Am a working mother (part time) but off today with three DC, age 3 and 1 year old twins. Had a lovely day of playing, but had the madness at bedtime, the physicality of doing the bath, the lifting, the rocking the crying babies, the reasoning and pleading with a 3 year old to pick up her paints that she lovingly chucked on the floor and the guilt at shouting. The guilt at not reading enough books to the twins, the guilt at not making wonderful play dough models with me DD.
Nothing out of the ordinary actually but just wondering why am so tired and wondering why it's so damn hard some days?
I know my DC are happy, in a loving home and doing great but some days I feel a bit like, if mothering were an exam, i'm failing. I often wonder if am doing a good job and keeping all the balls in the air.
YANBU. I have that type of day most days and also feel like a failure . I've found that my constant state of being is shouting at DS1 'if I have to ask you again you're going to time out'. Maybe that'll be my epithat . Please don't tell me that you bath your children everynight though as mine don't get washed from one end of the week to the other and at the moment I'm a SAHM . I keep telling myself that it's only clean dirt.

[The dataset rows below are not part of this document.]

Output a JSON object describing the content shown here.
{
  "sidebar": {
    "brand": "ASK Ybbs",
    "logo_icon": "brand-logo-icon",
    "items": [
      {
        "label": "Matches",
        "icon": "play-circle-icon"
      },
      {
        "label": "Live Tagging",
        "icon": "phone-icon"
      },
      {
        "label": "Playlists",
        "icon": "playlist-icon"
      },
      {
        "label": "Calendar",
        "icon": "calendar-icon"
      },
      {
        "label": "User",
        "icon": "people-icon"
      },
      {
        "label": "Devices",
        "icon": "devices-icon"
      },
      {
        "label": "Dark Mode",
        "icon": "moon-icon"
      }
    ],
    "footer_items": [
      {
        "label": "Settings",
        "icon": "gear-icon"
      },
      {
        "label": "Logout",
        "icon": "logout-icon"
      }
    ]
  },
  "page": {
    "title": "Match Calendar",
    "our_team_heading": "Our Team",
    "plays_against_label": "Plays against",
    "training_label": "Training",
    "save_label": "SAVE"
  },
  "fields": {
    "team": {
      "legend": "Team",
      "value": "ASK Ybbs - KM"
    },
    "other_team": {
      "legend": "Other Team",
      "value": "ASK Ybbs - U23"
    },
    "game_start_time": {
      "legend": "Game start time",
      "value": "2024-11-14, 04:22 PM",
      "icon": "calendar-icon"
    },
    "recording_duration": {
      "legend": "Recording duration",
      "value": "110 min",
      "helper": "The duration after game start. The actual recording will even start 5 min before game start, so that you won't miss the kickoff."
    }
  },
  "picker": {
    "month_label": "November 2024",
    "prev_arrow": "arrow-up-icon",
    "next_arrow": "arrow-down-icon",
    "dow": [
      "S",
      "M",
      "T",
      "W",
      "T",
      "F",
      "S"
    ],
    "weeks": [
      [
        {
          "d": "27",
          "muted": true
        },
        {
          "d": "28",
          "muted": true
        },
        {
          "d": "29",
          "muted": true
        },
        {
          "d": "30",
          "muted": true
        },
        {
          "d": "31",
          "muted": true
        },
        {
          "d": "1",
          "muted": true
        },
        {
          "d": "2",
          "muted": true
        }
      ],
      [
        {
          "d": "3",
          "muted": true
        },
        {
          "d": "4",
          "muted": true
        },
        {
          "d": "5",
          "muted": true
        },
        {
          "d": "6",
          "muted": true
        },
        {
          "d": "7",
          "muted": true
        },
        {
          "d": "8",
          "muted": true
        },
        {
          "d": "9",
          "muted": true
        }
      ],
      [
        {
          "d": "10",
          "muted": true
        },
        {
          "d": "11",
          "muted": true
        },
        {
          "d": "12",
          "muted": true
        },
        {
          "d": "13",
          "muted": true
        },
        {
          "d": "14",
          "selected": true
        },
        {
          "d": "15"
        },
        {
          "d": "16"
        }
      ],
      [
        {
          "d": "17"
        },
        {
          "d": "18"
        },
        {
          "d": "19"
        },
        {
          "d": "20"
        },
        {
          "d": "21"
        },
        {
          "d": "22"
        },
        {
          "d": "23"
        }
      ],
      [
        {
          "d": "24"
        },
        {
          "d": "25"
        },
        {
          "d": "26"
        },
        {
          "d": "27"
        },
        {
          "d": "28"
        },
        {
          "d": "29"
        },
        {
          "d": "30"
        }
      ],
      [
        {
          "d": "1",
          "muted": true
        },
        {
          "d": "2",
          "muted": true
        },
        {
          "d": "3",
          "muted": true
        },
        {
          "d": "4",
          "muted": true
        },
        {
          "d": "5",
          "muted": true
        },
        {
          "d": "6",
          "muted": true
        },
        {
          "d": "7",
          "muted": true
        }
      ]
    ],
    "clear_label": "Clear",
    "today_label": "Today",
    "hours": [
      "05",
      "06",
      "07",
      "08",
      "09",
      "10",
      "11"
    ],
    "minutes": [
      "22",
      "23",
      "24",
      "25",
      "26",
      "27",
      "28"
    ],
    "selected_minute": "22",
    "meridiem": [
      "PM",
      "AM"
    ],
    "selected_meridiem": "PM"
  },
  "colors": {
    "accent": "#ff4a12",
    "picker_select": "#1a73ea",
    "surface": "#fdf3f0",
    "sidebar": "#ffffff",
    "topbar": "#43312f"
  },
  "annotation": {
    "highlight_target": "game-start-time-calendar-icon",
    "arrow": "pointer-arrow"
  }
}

We've just had our first holiday post baby and boy was it different to our pre baby lazy sight-seeing and generally relaxing holidays! An adventurous 8 month old has kept us busy so I can only imagine your experience with a 3 yr old and 1 yr old twins! Parenthood is difficult - I feel that most days even though I adore our dd and love her completely and utterly and am so grateful we have her in our lives. It's a constant worry and continual feeling of guilt that you're not quite doing enough. I'm sure you're doing a fantastic job.
Don't be so hard on yourself doradaisy they dont need baths everyday it dries their skin out tbh. Why do you feel guilty for not reading to one year olds enough, they dont know what your on about. Dont waste your time shouting at your three year old, just ask her to help you clear up.
Try not to be so hard on yourself. A 3 year old with 1 year old twins is going to test a saint. It can feel relentless at times, and we always feel that we could have - should have - done more. I know I do. I feel guilty too when I am relieved my girls (nearly 4 and 15 months) are in bed.
Aurynne, the OP's partner could be anywhere, or she may not have one. Not all fathers are available 24 hours a day. My husband is dead, therefore I parent by myself.